Photostory: A stroll down Artwalk 2014
Tucked away like a secret maze was the 2014 Artwalk at the Santa Monica Airport.
The annual event hosts a variety of creations from local artists and Santa Monica College students.
The small hanger across the street from the airport's runway, which serves as SMC's airport campus, was transformed into a tour of the inner thoughts, twisted fantasies and class projects of students involved in the Art Mentor program at SMC.
A block down in another airport building, a vast gallery displayed diverse architecture, paintings, and sculptures from local artists charging up to $12,000 a piece. For a day, the artists of tomorrow were on display next to the already established big wigs of Santa Monica.
The airport campus gallery had everything from a nude man made of duct-tape sitting on a chair to Jackson Pollock-style explosions on canvas.
Mike Desh had one such painting hanging in Saturday's gallery. He was one of 25 students selected by their instructors in the Art Mentor program to have their work unveiled for the public.
When describing his piece, a splattering expression of colors and dripping strokes, Desh said, "a lot of it comes from working in my head. I have amassed a lot of visuals from experiencing the culture I've experienced which is very commercial-driven."
In another corner sat an apocalyptic canvas with an army of skull figures in cloaks. They were grim reapers marching in front of a background of fire with a goat-headed figure at the lead. This gothic vision was the work of SMC student Rory James.
"It was basically an excuse to paint fire. Once I started painting the fire it just grew," said James. "Obviously heavy metal music influenced me."
SMC student and artist Pace Porter-Fusada had his own brand of dystopian visions on display in carefully rendered, detailed Photoshop canvases that imagined futuristic, post-apocalyptic sci-fi worlds of ruined cities and men in gas masks.
"I can do one of these in two or three days," he said. "I just want to create a world you can fall into. That's what video games and movies can be all about."
In another corner of the gallery a small teepee made of molten metallic substances stood above small, Medieval figurines. This was the work of SMC student Lily Raygoza who wanted to express a utopian vision.

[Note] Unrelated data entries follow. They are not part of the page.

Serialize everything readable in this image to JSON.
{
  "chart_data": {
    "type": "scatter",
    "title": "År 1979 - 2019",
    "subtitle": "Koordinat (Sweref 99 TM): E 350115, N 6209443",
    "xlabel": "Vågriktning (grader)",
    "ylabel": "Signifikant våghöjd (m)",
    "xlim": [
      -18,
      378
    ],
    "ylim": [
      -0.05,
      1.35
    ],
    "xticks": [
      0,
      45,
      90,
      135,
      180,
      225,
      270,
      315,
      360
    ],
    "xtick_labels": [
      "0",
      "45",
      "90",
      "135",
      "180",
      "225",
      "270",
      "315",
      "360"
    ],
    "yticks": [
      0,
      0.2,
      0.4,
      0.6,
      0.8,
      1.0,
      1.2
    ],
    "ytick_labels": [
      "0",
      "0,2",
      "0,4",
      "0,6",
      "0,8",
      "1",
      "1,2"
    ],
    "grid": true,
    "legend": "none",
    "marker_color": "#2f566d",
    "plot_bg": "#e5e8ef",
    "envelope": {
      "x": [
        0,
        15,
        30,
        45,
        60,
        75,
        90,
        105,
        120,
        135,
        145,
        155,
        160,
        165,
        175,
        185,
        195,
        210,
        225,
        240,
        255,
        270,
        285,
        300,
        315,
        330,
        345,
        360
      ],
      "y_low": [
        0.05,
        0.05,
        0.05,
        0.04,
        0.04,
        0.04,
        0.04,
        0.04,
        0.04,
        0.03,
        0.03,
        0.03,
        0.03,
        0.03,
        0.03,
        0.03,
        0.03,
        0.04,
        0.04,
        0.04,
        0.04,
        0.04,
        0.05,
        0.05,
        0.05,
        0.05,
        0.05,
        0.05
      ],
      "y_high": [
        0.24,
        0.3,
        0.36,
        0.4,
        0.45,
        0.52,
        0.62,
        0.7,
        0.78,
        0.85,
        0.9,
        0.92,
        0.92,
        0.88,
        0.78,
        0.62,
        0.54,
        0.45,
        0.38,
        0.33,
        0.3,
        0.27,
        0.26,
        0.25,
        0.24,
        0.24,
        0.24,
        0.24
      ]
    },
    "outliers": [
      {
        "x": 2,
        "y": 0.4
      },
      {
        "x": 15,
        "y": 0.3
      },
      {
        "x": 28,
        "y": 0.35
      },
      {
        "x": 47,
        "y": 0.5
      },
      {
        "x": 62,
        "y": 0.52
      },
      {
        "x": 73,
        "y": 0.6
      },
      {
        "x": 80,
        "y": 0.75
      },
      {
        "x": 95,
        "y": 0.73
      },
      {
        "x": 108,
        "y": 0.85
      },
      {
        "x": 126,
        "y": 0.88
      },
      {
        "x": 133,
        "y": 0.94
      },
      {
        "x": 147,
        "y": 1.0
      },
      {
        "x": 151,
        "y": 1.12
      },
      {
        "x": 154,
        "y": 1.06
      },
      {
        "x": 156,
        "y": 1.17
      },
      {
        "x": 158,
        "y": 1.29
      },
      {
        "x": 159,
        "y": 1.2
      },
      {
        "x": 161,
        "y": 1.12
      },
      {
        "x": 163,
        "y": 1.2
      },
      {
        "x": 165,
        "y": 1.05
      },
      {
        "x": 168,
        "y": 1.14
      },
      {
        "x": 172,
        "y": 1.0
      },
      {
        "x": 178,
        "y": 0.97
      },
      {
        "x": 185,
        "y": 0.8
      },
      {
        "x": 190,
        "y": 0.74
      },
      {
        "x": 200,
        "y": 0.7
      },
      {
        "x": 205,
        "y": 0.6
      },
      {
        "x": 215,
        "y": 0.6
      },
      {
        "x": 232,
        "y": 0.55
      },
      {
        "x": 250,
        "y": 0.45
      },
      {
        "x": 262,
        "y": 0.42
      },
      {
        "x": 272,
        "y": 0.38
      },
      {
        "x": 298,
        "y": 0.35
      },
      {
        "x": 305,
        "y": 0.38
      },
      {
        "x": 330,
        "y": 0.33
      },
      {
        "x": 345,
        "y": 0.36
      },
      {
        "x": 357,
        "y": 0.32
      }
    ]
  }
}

"The concept behind it is that I want to build a space where we can come together in community and have a space where people can dialogue," said Reygoza lamenting that old ways of getting together have been replaced by a culture of meeting at Starbucks while feeding a consumerist machine.
Across the street in another large building was the main gallery of Artwalk 2014. In one space there was a wonderful, nostalgic exhibit involving mechanical and electronic typewriters.
The times have changed so rapidly that an instrument that was such a common tool half a century ago now looks like a relic from another age. Visitors could even sit down in front of a Corona typewriter and peck out a few words on a sheet of paper.
Another massive, indoor gallery displayed major works from local artists, some ranging from canvas works to surrealist sculptures. Walking in-between the gallery halls was the group Critical Brass which played New Orleans-style brass numbers.
Critical Brass, led by lead vocalist, "Schwee", were introduced to the event by Allison Ostrovsky, Director of Cultural Affairs in Santa Monica.
"It's actually the most beautiful day we've had for Artwalk in the last five years," said Ostrovsky. "It's usually rainy and cloudy. It's a great turnout. We've added another food truck and the brass marching band was fantastic."
Ostrovsky hopes that the event will continue to draw visitors, not only for the art walk, but for the area surrounding it.
"What we'd love our visitors to walk with is discovering this airport and that it's a creative space. We have a gallery, a theater and even a restaurant," said Ostrovsky. "It's a special place in Santa Monica, a lot of people drive by and don't realize what's in here."